Close to the exit of Nishi-Okubo Station is a typically small ramen shop, but this one has a difference. Rather than your standard bases, this one has more than a hint of fruit. If the giant pineapple-ring of a sign isn’t a giveaway, the smell wafting through the door will be. Have no doubt, you can’t miss this ramen shop—and nor should you.

Pineapples (to consider)

The pineapple’s place in savory dishes is a classic divider—think of the constant battle every single time someone suggests ordering a Hawaiian—but it makes sense. A common bedfellow with salty dishes, the sharp, sweet fruit can lift a dish to light, fresh flavors without being sickening.  This is why, after the few seconds of mental processing, pineapple ramen might not seem like such a bad idea. If you agree, step inside the pineapple wonderland, because this is not going to be subtle.

Pineapple Ramen Sign

More pineapples (to order and admire)

Before you enter, you can choose your dish from the vending machine with options for hot and cold depending on the season, as well as toppings like shrimp. We tried one of each temperature (for science!)—but most importantly, don’t forget to order your egg. They are soaked in pineapple juice rather than tare seasoning and have an amazing sweet flavor, especially in the yolk. As you’ll be sitting counter-side, you can enjoy seeing your dish prepared in front of you, with pineapple juices, chunks, noodles, and broth all being carefully placed together by the owner, Haruda or his fellow chef.

Remember when I said it wasn’t going to be subtle? Yeah, well the decorations, clothes, food and walls are all plastered, but somehow it’s not overwhelming, or maybe it is, but in a really fun way. The place isn’t fancy, and rather than feeling like a themed-restaurant, it’s more like someone just really, really, loves pineapples—and you just can’t hate that. So enjoy the statues, salt and pepper shakers, posters, shirts and anything else you can see and just accept your pineappley fate. Nothing on the menu is free from the fruit, and you can even try pineapple wine for 400 yen, as well as helping yourself to the pineapple vinegar later on…

Extra pineapples (to slurp)

Once your ramen is ready, it will be placed in front of you like a tiny homage to all things delicious—with a fragrant broth, juicy chunks and some more familiar faces.

Made with 1/4 pineapple juice there is no hiding from the fruity flavor, but it isn’t sweet or sickly (and I’m definitely a savory type person). Light and slightly confusing for a second as your brain processes it, it soon wants more and you’ll be slurping away like normal. The egg is sweet and soft, with the pineapple chunks retaining their sharpness to give you a boost. Pork is of course the perfect partner (hello again, Hawaiian) and it melts in the mouth with a slightly salty, savory tang edged with sweetness.

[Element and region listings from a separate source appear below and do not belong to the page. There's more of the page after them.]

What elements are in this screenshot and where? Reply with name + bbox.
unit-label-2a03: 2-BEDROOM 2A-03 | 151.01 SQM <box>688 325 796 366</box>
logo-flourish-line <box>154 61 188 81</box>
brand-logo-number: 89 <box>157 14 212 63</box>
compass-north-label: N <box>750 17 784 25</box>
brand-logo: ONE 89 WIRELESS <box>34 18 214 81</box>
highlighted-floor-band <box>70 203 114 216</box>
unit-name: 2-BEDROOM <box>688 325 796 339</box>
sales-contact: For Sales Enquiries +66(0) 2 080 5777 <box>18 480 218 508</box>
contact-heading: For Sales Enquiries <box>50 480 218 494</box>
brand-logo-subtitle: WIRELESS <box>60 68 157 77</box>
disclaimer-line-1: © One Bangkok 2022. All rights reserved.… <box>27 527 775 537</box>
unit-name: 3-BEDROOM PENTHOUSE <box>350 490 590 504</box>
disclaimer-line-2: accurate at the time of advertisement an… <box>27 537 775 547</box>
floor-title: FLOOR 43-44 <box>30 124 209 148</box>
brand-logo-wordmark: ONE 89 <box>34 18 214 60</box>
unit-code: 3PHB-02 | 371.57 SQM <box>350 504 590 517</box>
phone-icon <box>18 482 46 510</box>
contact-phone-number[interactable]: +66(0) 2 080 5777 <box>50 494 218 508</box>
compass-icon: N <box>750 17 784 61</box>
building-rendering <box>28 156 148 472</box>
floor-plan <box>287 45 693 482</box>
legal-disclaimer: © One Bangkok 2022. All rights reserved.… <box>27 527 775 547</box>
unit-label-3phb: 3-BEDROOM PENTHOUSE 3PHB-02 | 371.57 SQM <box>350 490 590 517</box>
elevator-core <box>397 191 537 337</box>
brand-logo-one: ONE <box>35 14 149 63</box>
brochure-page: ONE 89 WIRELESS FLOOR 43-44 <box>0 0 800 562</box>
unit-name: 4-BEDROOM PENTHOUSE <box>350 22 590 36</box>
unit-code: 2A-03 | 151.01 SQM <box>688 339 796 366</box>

If you’re a dipping-noodle-kind-of-person then there’s something for you too, as the Shoyu Tsukemen was delicious, and oddly different to the hot broth of the ramen. Feeling quite summery, it did seem sweeter, with the temperature definitely having an interesting effect.

We’re not saying everyone will love this place—if you already don’t like pineapple there may be issues—but otherwise it is definitely a fun stop on a ramen tour of Tokyo.